The investigation into the shooting at Saugus High School in the Los Angeles suburb of Santa Clarita has “become more complicated,” according to KNBC, the local NBC affiliate, as authorities continue searching for a motive.
According to the Los Angeles Times, school will resume at Saugus on Dec. 2. Between now and then, authorities will be trying to figure out how 16-year-old Nathaniel Berhow obtained the .45-caliber pistol he used in the Nov. 14 shooting that claimed the lives of 15-year-old Gracie Anne Muehlberger and 14-year-old Dominic Blackwell. Three other students were wounded.

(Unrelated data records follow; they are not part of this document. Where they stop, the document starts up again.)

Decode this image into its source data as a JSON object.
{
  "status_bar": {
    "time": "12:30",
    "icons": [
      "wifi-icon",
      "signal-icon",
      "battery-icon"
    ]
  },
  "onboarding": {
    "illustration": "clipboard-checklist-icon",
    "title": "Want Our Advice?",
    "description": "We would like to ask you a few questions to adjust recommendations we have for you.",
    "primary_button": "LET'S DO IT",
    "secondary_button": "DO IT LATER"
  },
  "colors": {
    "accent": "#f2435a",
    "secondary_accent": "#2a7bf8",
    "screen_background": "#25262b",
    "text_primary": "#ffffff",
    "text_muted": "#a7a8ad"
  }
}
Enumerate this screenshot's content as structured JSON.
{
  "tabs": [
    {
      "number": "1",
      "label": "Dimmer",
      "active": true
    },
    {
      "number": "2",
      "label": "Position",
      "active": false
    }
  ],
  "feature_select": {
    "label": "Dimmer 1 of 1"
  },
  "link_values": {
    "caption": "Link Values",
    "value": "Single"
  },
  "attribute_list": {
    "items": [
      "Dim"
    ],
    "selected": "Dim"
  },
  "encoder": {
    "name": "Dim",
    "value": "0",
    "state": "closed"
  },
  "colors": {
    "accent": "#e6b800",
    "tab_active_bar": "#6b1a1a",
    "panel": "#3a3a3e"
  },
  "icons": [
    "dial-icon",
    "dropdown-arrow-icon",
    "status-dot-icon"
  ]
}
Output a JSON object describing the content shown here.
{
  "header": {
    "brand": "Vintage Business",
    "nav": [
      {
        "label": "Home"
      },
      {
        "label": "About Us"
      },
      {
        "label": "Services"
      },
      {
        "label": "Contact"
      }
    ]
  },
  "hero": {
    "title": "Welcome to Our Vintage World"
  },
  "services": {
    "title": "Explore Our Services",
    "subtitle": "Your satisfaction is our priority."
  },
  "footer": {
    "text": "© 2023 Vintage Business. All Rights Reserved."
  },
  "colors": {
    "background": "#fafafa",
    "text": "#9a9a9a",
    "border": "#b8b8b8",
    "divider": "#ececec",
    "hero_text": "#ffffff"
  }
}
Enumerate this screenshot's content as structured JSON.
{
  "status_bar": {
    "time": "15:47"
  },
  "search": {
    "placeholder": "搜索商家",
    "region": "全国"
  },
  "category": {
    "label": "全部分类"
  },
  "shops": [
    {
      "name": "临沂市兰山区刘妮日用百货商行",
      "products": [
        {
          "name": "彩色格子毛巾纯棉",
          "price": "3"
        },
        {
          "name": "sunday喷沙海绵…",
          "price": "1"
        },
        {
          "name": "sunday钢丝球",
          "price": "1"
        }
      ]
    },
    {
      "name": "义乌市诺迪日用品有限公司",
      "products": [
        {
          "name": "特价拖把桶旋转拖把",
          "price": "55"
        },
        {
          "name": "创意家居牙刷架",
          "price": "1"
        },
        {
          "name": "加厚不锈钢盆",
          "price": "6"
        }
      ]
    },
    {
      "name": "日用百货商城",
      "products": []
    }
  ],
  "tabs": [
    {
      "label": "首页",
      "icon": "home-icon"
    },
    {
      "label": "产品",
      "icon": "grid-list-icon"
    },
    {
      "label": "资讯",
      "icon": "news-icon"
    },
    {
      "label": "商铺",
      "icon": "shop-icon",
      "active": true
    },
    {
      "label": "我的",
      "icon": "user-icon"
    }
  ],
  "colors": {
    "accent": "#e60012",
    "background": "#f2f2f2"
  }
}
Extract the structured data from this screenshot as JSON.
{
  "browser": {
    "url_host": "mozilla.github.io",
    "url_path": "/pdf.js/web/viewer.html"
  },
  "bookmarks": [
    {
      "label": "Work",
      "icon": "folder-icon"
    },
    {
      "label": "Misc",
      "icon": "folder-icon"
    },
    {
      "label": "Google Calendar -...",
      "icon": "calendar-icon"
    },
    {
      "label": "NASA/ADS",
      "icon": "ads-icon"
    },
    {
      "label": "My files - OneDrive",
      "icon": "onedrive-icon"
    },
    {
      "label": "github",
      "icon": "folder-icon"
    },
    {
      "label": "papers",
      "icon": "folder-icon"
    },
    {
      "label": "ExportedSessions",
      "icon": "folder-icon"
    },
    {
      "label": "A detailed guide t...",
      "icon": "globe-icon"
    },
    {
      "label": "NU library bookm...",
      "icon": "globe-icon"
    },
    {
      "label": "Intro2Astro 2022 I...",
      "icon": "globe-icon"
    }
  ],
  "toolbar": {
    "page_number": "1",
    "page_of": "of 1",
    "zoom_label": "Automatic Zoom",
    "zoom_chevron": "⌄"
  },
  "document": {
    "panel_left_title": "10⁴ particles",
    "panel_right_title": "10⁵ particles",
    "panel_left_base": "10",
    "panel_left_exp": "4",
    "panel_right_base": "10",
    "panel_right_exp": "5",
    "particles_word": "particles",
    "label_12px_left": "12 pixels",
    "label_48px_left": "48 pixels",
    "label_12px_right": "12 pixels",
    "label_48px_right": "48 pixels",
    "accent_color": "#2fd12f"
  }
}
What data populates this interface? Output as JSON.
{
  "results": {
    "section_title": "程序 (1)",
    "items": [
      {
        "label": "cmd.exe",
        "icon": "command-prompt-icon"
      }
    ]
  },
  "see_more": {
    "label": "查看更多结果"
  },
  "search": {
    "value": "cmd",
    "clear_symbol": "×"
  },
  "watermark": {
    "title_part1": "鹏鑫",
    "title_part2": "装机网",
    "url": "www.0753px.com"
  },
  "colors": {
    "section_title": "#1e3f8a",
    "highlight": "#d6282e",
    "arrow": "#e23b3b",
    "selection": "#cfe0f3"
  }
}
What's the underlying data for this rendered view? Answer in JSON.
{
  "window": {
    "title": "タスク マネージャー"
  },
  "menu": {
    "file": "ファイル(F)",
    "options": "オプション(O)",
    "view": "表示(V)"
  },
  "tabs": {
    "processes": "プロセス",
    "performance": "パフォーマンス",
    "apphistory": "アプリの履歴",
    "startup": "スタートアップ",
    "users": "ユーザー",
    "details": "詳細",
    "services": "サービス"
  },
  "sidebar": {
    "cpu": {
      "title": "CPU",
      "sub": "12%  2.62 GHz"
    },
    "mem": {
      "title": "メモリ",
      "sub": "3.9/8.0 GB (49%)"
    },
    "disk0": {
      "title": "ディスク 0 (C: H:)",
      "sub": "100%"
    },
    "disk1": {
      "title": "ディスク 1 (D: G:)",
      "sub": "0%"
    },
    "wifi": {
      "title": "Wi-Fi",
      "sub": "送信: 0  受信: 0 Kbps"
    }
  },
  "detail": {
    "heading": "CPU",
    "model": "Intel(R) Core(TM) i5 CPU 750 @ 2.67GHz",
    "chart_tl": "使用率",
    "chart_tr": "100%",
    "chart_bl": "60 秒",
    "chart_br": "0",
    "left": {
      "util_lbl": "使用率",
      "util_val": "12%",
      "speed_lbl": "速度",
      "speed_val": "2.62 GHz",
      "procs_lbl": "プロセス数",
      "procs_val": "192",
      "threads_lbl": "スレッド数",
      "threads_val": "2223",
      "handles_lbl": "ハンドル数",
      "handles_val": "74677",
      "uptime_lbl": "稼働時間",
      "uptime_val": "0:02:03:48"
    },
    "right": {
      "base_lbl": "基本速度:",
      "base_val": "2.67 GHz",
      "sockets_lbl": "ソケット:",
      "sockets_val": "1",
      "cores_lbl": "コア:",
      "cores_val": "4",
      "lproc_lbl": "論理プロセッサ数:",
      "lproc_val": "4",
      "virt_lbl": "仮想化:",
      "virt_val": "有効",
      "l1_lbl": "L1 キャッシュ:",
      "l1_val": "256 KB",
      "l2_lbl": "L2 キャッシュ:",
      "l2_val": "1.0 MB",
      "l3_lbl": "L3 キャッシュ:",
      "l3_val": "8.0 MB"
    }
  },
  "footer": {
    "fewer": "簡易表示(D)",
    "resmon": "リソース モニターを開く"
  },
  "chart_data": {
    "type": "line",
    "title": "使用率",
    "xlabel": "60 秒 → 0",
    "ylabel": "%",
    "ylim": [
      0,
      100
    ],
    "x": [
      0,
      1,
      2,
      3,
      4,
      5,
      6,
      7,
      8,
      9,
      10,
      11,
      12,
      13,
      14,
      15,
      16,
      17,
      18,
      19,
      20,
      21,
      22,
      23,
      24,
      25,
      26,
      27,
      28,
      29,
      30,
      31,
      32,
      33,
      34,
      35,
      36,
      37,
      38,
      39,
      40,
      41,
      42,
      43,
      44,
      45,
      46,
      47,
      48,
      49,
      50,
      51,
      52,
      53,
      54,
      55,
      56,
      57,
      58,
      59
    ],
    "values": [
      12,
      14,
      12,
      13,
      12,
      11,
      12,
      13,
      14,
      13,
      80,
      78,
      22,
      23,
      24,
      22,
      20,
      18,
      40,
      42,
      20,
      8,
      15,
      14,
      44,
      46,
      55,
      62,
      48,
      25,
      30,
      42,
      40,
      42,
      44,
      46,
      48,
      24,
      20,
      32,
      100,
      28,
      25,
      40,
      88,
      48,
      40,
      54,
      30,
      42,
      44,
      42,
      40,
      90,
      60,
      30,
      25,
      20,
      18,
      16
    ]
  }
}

KNBC reported that the handgun recovered at the scene “scene appears to have been modified from its original form,” citing apparent statements from unidentified law enforcement sources. There is no elaboration on what those modifications might entail.
The Los Angeles County Sheriff’s Department firearms experts are reportedly examining the gun.
KNBC also reported that “numerous other firearms were found” during a search of the home. In another twist, NBC News reported that the gunman’s father, Mark Berhow, had once been arrested “during a domestic dispute” with the boy’s mother, identified as Mami Matsuura. In connection with that arrest, during the “midst of a custody battle,” Berhow was “detained for a mental health evaluation…and following the evaluation, deputies seized firearms from the house,” the report said.
A year later, Berhow died of a heart attack, the report noted.
But the disposition of the firearms was not detailed in the story and it is not known how the teen obtained the handgun, or why he decided to commit the shooting on his birthday.
KNBC said six other firearms were found during the search of the teen’s home, along with firearms parts.
California has some of the strictest gun laws in the country, and gun ownership is highly regulated. Yet this shooting occurred and almost immediately gun control advocates began demanding even more restrictions, including so-called “universal background checks,” which California already requires, and a ban on so-called “assault weapons,” which were not involved in the Santa Clarita shooting.
What the Saugus High School shooting may underscore, according to gun rights activists, is the failure of strict Golden State gun control laws. It’s against the law to have a gun on a school campus, illegal for a teen to be carrying a concealed handgun, illegal for a minor to have a handgun and for anyone to obtain a firearm without a background check in California. It’s also against the law to shoot people and commit murder.
None of these restrictions prevented the Santa Clarita tragedy.